Backlash for WLDC’s proposed green bin charge

'Ruff' decisions: Michele Fields with dogs Jim and George. Michele is concerned that the proposed charge might be a strain on the elderly. EMN-170925-094111001
'Ruff' decisions: Michele Fields with dogs Jim and George. Michele is concerned that the proposed charge might be a strain on the elderly. EMN-170925-094111001

Plans to introduce a charge for garden waste collection by West Lindsey District Council have been met by outrage from residents in the Rasen area.

The plans - which include a public consultation period ending on November 19 - could see a £35 yearly charge on the collection of residents’ green bins.

The council is the last local authority in Lincolnshire still offering the service free.

But, now the council says it needs to consider all its options - including introducing a charge for the service.

The proposal has been met with a huge backlash and disbelief from people living in Market Rasen, with some saying they would refuse to pay, and others even suggesting that garden waste could be put in the black ‘general waste’ bin to avoid costs.

Writing on our Facebook post, Mandy Ward said: “We already pay for this service - council tax.

“Why should we have to pay twice?”

Others were worried about the strain the cost might be on vulnerable people if the charges were introduced.

Adrienne Fielder said the cost was ‘too much for low income families’, while Michelle Fields said: “It would be so unfair on the elderly.

“A lot of them spend all their time on their garden making it beautiful, and it would be another thing to pay on top of everything else.”

Other people were concerned by the lengths people may go to in order to avoid being charged.

Emma Gilbert said: “People will just start dumping their garden waste.”

Jamie Shearwood said: “We already have trouble with people filling our bins up, I can’t imagine this helping.”

WLDC has said that other councils who charge have not encountered this issue.

However, there were some who said West Lindsey had been ‘lucky’ to have a free service for so long

Adam Barter said: “I live in Louth but work in Rasen.

“We already have to pay in East Lindsey because it’s not a service they have to provide.

“I would just think yourselves lucky you’ve had it free for this long.”

You can take part in the consulation on WLDC’s website.

Visit for more information.

• The new service is planned to start from April 2018.

• The cost of the new service is proposed at £35 per year per green bin. Any additional bins at the same property will incur an additional annual cost of £30 per bin.

• You will be able to sign up and pay online, or over the phone, from the end of December 2017. WLDC says it is investigating the possibility to pay by cash or cheque at post offices.

• You will be able to share your bin with a neighbour if you wish. The bin will be charged to one resident and will be collected from that property only.

• You would not need to contact WLDC to opt out - paid-for bins will be stickered. You can keep your bin, but WLDC will not empty it if you do not wish to pay.

WLDC: ‘We want to handle funding cuts as fairly as possible’

Coun Sheila Bibb, Chairman of Prosperous Communities, said: “I would like to thank the 200 people who have responded so far. I can promise we will consider all of your comments before a decision is made.

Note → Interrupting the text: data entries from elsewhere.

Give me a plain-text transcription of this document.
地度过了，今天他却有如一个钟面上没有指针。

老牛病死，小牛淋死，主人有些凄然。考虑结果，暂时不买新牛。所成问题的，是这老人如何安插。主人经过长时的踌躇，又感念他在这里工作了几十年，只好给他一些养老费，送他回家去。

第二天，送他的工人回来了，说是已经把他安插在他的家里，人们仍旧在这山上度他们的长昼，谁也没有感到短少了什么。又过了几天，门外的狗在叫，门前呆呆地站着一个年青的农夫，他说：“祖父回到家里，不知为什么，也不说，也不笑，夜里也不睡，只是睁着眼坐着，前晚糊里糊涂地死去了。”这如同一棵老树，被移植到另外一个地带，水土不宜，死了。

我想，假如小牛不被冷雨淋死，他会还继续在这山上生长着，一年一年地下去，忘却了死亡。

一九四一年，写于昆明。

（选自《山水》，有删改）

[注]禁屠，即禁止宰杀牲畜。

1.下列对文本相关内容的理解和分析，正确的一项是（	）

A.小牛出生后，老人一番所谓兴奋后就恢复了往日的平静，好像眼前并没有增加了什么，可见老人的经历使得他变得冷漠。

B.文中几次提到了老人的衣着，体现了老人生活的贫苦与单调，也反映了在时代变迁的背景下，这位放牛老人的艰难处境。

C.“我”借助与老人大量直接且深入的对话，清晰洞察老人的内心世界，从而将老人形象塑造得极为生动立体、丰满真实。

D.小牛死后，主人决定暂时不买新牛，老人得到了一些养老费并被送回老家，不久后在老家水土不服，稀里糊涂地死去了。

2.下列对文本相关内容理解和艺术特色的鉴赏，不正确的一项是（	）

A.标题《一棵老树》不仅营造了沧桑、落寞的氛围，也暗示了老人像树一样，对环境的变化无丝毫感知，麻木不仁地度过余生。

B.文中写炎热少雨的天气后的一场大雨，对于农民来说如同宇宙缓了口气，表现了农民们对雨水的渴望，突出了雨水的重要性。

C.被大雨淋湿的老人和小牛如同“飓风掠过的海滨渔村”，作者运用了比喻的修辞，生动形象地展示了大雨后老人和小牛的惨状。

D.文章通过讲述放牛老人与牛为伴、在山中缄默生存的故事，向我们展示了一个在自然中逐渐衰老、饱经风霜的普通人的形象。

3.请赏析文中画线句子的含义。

“Now that Government funding is £4.66 million per year less than in 2010, we have £119 less per household to spend than when ‘free’ garden waste collections began-and we must find another £2 million saving by 2019.

“In terms of council tax, West Lindsey keeps less than one eighth – around £200 per band D property of the £1,580 collected. The rest is paid to Lincolnshire County Council, Police and Fire.

“As a district council we have limited choices in how we cut costs and raise or save money. Big spending areas like street lighting are the responsibility of LCC.

“We are considering a small charge for green waste collection to enable it to continue.

“This would mean the customers that use the service would fund the costs. We think that is fairer than having all residents pay for the service through an increase in their Council Tax.”